Simultaneously with the release of the consultation conclusions on the revised profit requirements discussed above, the Stock Exchange and SFC issued a joint statement on IPO-related misconduct, aimed at tackling some of the regulatory concerns discussed in the consultation paper. In particular, the regulators have observed suspected stock market manipulation in the form of “ramp-and-dump” schemes associated with IPOs in recent years, particularly involving companies with smaller market capitalisations. There are regulatory concerns that such schemes have been orchestrated at the IPO stage, with placings being allocated to controlled accounts which may have been part funded by either high underwriting commission or listing-related expenses. Social media is often used to ramp up the share price once listed and the shares are then sold at an artificially high price, following which the share price collapses.

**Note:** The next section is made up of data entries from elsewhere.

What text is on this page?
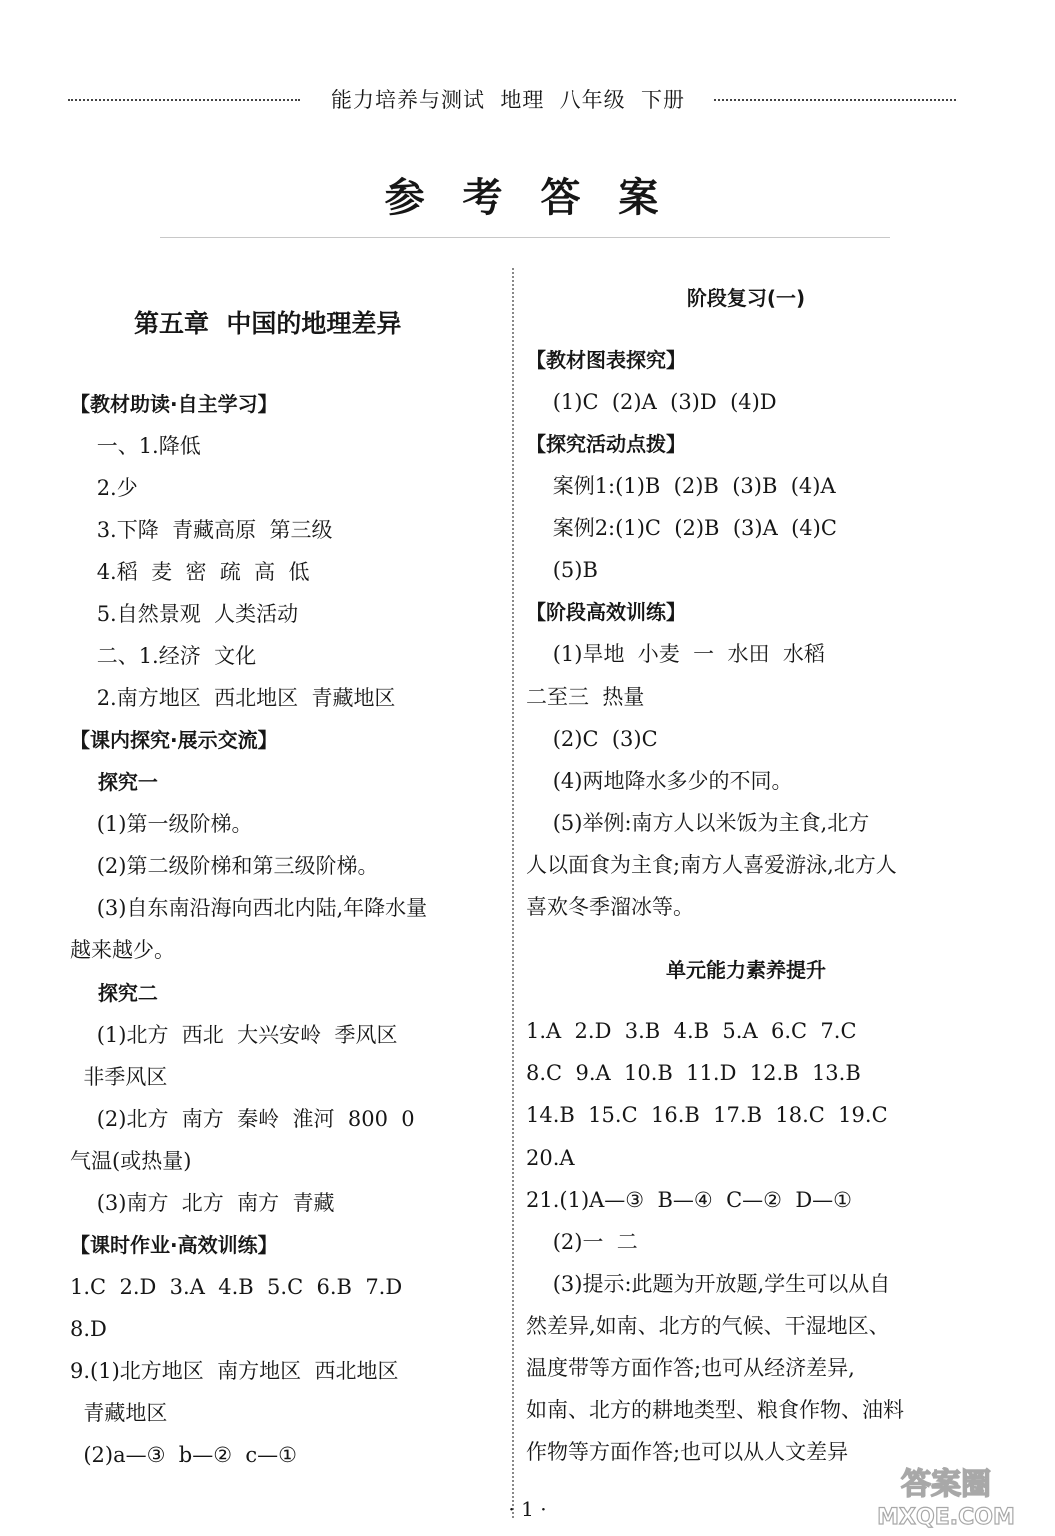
能力培养与测试  地理  八年级  下册
参 考 答 案
第五章  中国的地理差异
【教材助读·自主学习】
一、1.降低
2.少
3.下降  青藏高原  第三级
4.稻  麦  密  疏  高  低
5.自然景观  人类活动
二、1.经济  文化
2.南方地区  西北地区  青藏地区
【课内探究·展示交流】
探究一
(1)第一级阶梯。
(2)第二级阶梯和第三级阶梯。
(3)自东南沿海向西北内陆,年降水量
越来越少。
探究二
(1)北方  西北  大兴安岭  季风区
非季风区
(2)北方  南方  秦岭  淮河  800  0
气温(或热量)
(3)南方  北方  南方  青藏
【课时作业·高效训练】
1.C  2.D  3.A  4.B  5.C  6.B  7.D
8.D
9.(1)北方地区  南方地区  西北地区
青藏地区
(2)a—③  b—②  c—①
阶段复习(一)
【教材图表探究】
(1)C  (2)A  (3)D  (4)D
【探究活动点拨】
案例1:(1)B  (2)B  (3)B  (4)A
案例2:(1)C  (2)B  (3)A  (4)C
(5)B
【阶段高效训练】
(1)旱地  小麦  一  水田  水稻
二至三  热量
(2)C  (3)C
(4)两地降水多少的不同。
(5)举例:南方人以米饭为主食,北方
人以面食为主食;南方人喜爱游泳,北方人
喜欢冬季溜冰等。
单元能力素养提升
1.A  2.D  3.B  4.B  5.A  6.C  7.C
8.C  9.A  10.B  11.D  12.B  13.B
14.B  15.C  16.B  17.B  18.C  19.C
20.A
21.(1)A—③  B—④  C—②  D—①
(2)一  二
(3)提示:此题为开放题,学生可以从自
然差异,如南、北方的气候、干湿地区、
温度带等方面作答;也可从经济差异,
如南、北方的耕地类型、粮食作物、油料
作物等方面作答;也可以从人文差异
· 1 ·
答案圈
MXQE.COM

The joint statement cites concerns around a lack of a robust and transparent share placement and price discovery process, coupled with suspicious and unusually high underwriting commissions, as being features contributing to the issue. It sets out a number of non-exhaustive features of problematic IPOs that may, as a result, lead to greater regulatory scrutiny during the IPO vetting process, including by requiring the applicant to demonstrate that there will be genuine investor demand or that the price has been determined through a robust and transparent process. These features include:

  • the listing applicant having a market capitalisation that only just meets the minimum requirement;
  • a very high price-to-earnings ratio, factoring in comparable peer valuations and the fundamentals and profit forecast of the applicant;
  • unusually high listing expenses or underwriting fees; and
  • high shareholder concentration in a limited number of shareholders, in particular where the public float is small.

Where regulatory concerns exist, the joint statement sets out the powers and grounds for the Stock Exchange and SFC respectively to reject or object to a listing application. It also reiterates the regulators’ powers to take action against not only the issuer, but its directors, major shareholders and intermediaries, where there is suspected misconduct.